Successful jams and jellies require a proper proportion of water, sugar, pH to make sure that the mixture thickens. The Sure Jell for Less or No Sugar Needed Recipes pectin is more forgiving if your proportions are slightly off. Don’t be tempted to stray too far from the tested recipe because it will cause the mixture to not gel. Cherry syrup anyone?
If you are interested in more canning recommendations with lower sugar or salt, check out the Colorado State University Extension fact sheet- Food Preservation Without Sugar or Salt.
This recipe is adapted from the instructions found in Sure Jell for Less or No Sugar Needed Recipes – I follow their directions for low sugar sour cherry jam.
- 3 pounds sour cherries (about 5 cups pitted frozen cherries with 2 1/2 cups juice)
- 3 cups granulated sugar divided
- 1 box Sure Jell for Less or No Sugar Needed
- 1/2 teaspoon butter optional
Sort cherries and remove all stems and pits. Using a food processor, pulse to chop the cherries or use a chopping bowl cut the cherries into 1/4-inch pieces. Place cherries and all of their juices in a Dutch oven.
In a small bowl, combine the pectin and 1/4 cup of sugar. Stir until well blended.
Mix pectin/sugar mixture into cherries. Stir over high heat until the mixture comes to a full rolling boil. If desired, add butter to reduce the amount of foam that forms on the surface of the jam.
Stir in remaining 2 3/4 up sugar into the hot mixture and once again bring the cherry mixture to a rolling boil. Stir constantly to prevent scorching and boil for exactly one minute.
Remove from heat and ladle into 8-ounce canning jars that have been thoroughly washed, leaving 1/4-inch space at the top (headspace).
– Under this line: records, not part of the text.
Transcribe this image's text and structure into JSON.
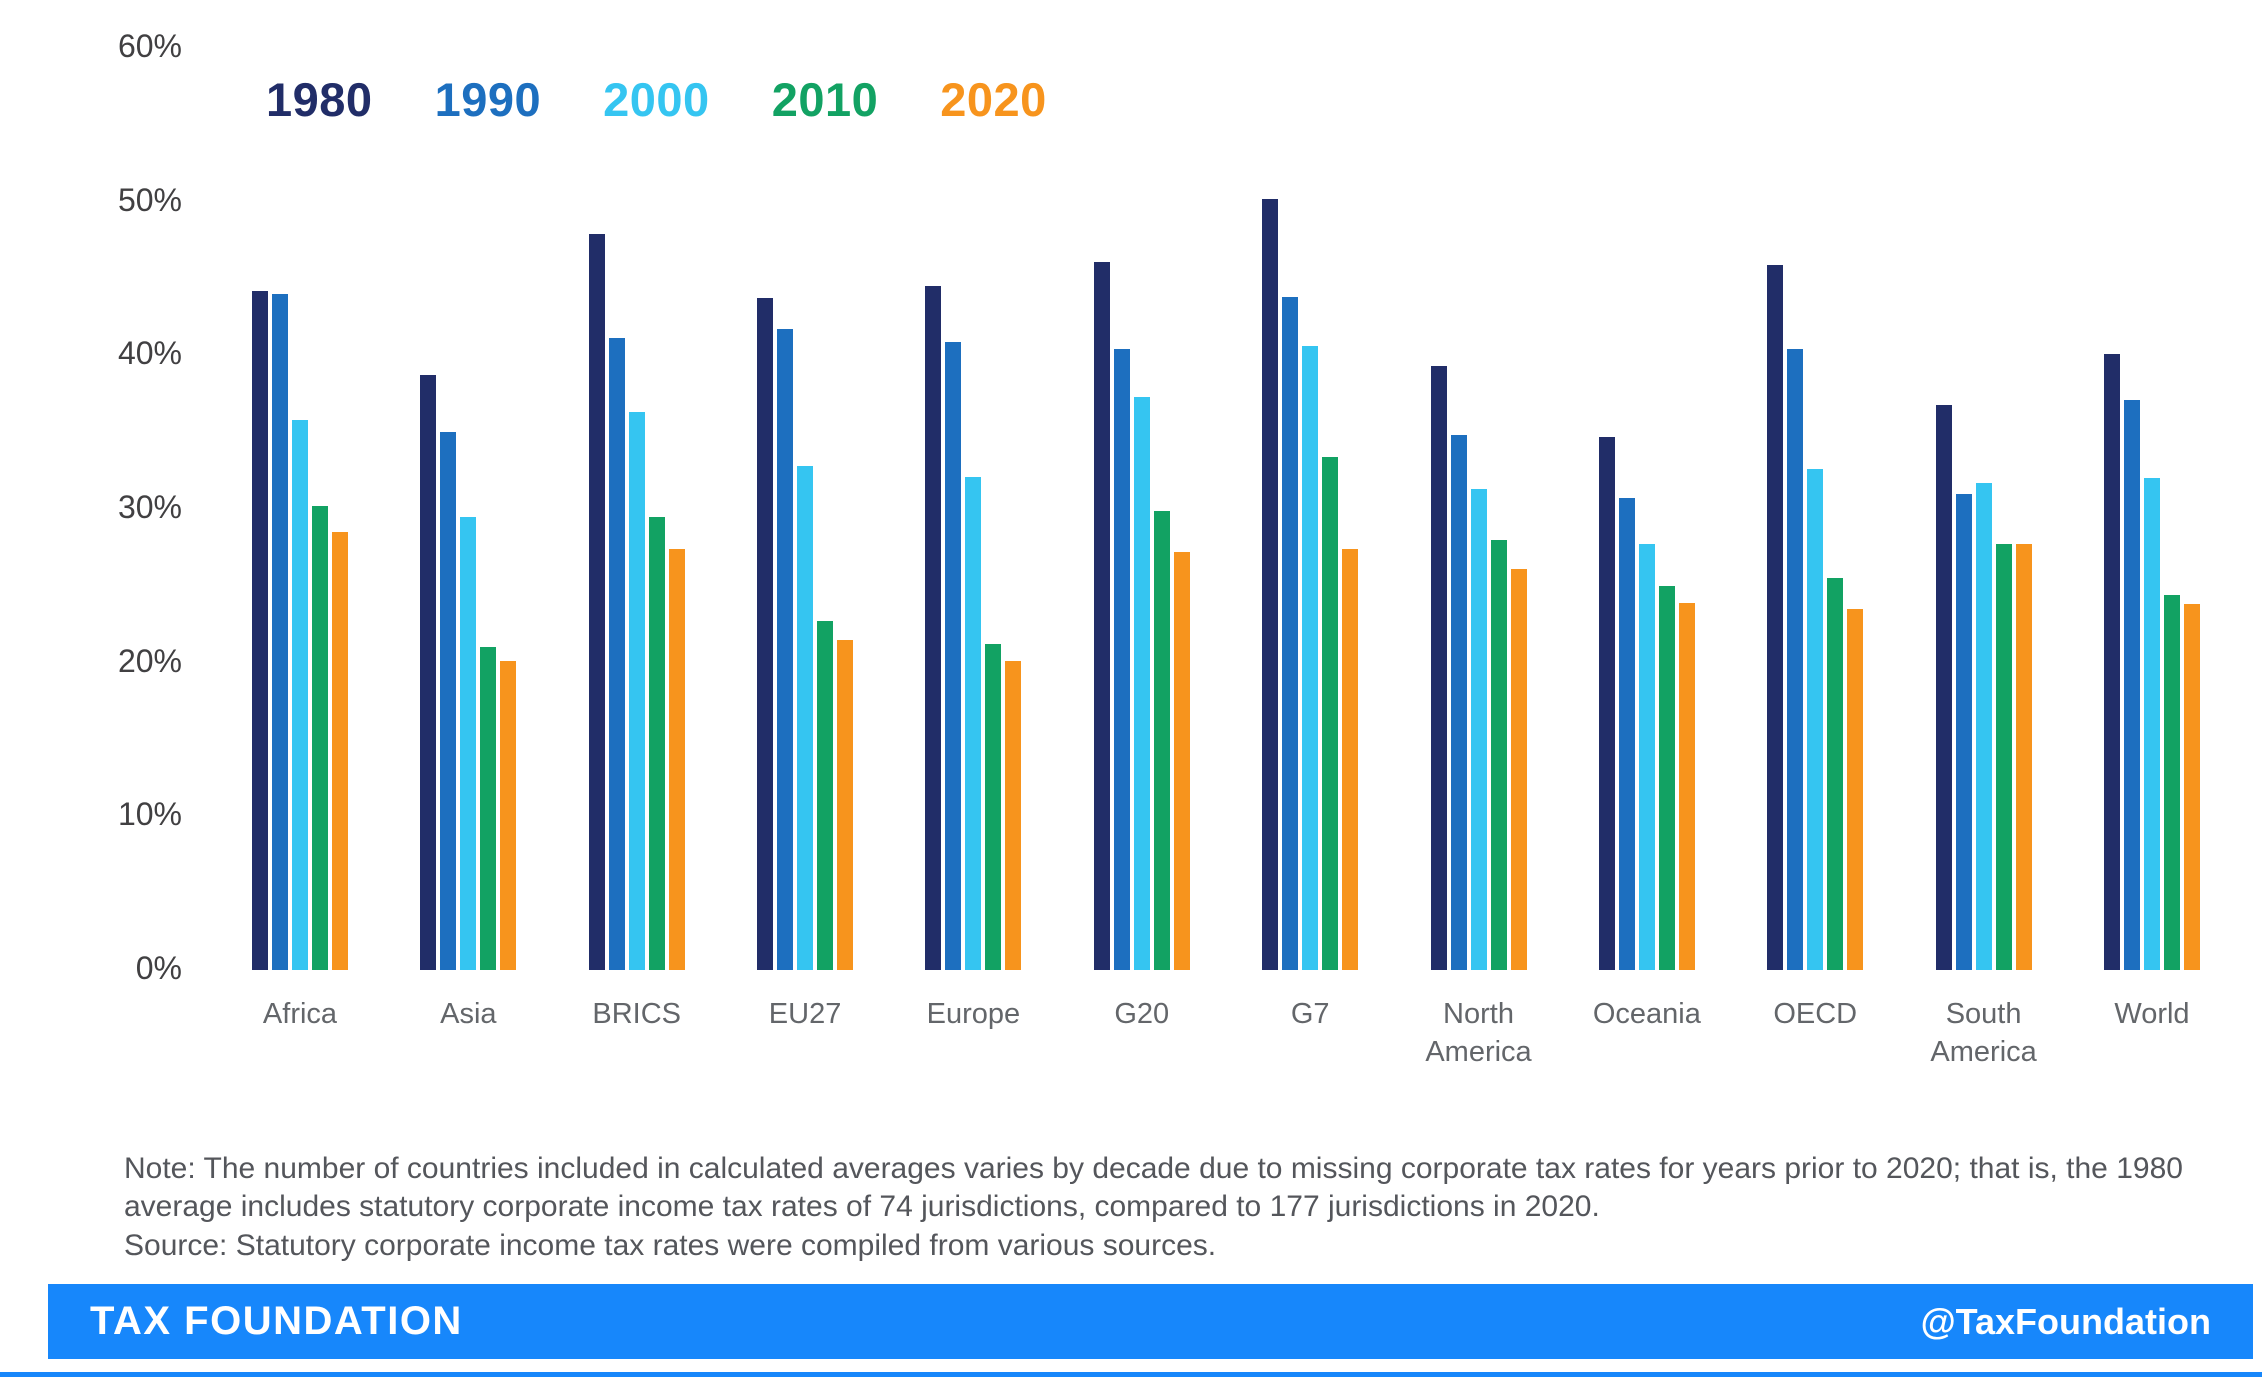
{
  "chart_data": {
    "type": "bar",
    "title": "",
    "categories": [
      "Africa",
      "Asia",
      "BRICS",
      "EU27",
      "Europe",
      "G20",
      "G7",
      "North America",
      "Oceania",
      "OECD",
      "South America",
      "World"
    ],
    "series": [
      {
        "name": "1980",
        "color": "#212d68",
        "values": [
          44.2,
          38.7,
          47.9,
          43.7,
          44.5,
          46.1,
          50.2,
          39.3,
          34.7,
          45.9,
          36.8,
          40.1
        ]
      },
      {
        "name": "1990",
        "color": "#1d6fbf",
        "values": [
          44.0,
          35.0,
          41.1,
          41.7,
          40.9,
          40.4,
          43.8,
          34.8,
          30.7,
          40.4,
          31.0,
          37.1
        ]
      },
      {
        "name": "2000",
        "color": "#35c5f1",
        "values": [
          35.8,
          29.5,
          36.3,
          32.8,
          32.1,
          37.3,
          40.6,
          31.3,
          27.7,
          32.6,
          31.7,
          32.0
        ]
      },
      {
        "name": "2010",
        "color": "#12a263",
        "values": [
          30.2,
          21.0,
          29.5,
          22.7,
          21.2,
          29.9,
          33.4,
          28.0,
          25.0,
          25.5,
          27.7,
          24.4
        ]
      },
      {
        "name": "2020",
        "color": "#f7941d",
        "values": [
          28.5,
          20.1,
          27.4,
          21.5,
          20.1,
          27.2,
          27.4,
          26.1,
          23.9,
          23.5,
          27.7,
          23.8
        ]
      }
    ],
    "ylim": [
      0,
      60
    ],
    "ytick_labels": [
      "60%",
      "50%",
      "40%",
      "30%",
      "20%",
      "10%",
      "0%"
    ],
    "grid": false,
    "legend_position": "top-left"
  },
  "note": {
    "note_text": "Note: The number of countries included in calculated averages varies by decade due to missing corporate tax rates for years prior to 2020; that is, the 1980 average includes statutory corporate income tax rates of 74 jurisdictions, compared to 177 jurisdictions in 2020.",
    "source_text": "Source: Statutory corporate income tax rates were compiled from various sources."
  },
  "footer": {
    "brand": "TAX FOUNDATION",
    "handle": "@TaxFoundation"
  }
}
Wipe the top of each jar with a wet paper towel, then seal with a flat canning lid that has been prepared according to the manufacturer’s directions. Screw a ring onto each jar that has been prepared with a flat lid. Tightening the ring too much will cause the jar to break, so just lightly tighten the ring.
Place the jars on an elevated rack in a canner or deep pot of boiling water. Make sure that the top of the jars is covered by 1-2 inches of boiling water.
When the water returns to a boil, begin timing. Process for 10 minutes plus any extra time to adjust for altitude. The processing time should be increased 5 minutes for altitudes 1,000 – 3,000 feet above sea level, 10 minutes for altitudes 3,001-6,000 feet above sea level, 15 minutes for altitudes 6,001-8,000 feet above sea level and 20 minutes 8,001-10,000 feet above sea level. Steamboat is located at 6,700 feet above sea level so I process my jam for 25 minutes.
At the end of the processing time, turn off the heat and allow the jars to sit in the hot water for 5 minutes. Remove them from the hot water onto a towel and allow them to cool for 24 hours.
If you don’t have time (or desire) for water-bath processing, follow the pectin’s direction to make a freezer jam. The process is slightly different than my recipe, but the ingredients are the same. Freezer jams take half of the time to prepare and have a fresh taste and bright color. While my recipe below can be stored at room temperature (in your pantry), freezer jams must be stored in a freezer. Both sour cherry jam versions should be refrigerated after opening.
Lower-sugar jams and jellies have a shorter shelf life than their full-sugared counterparts.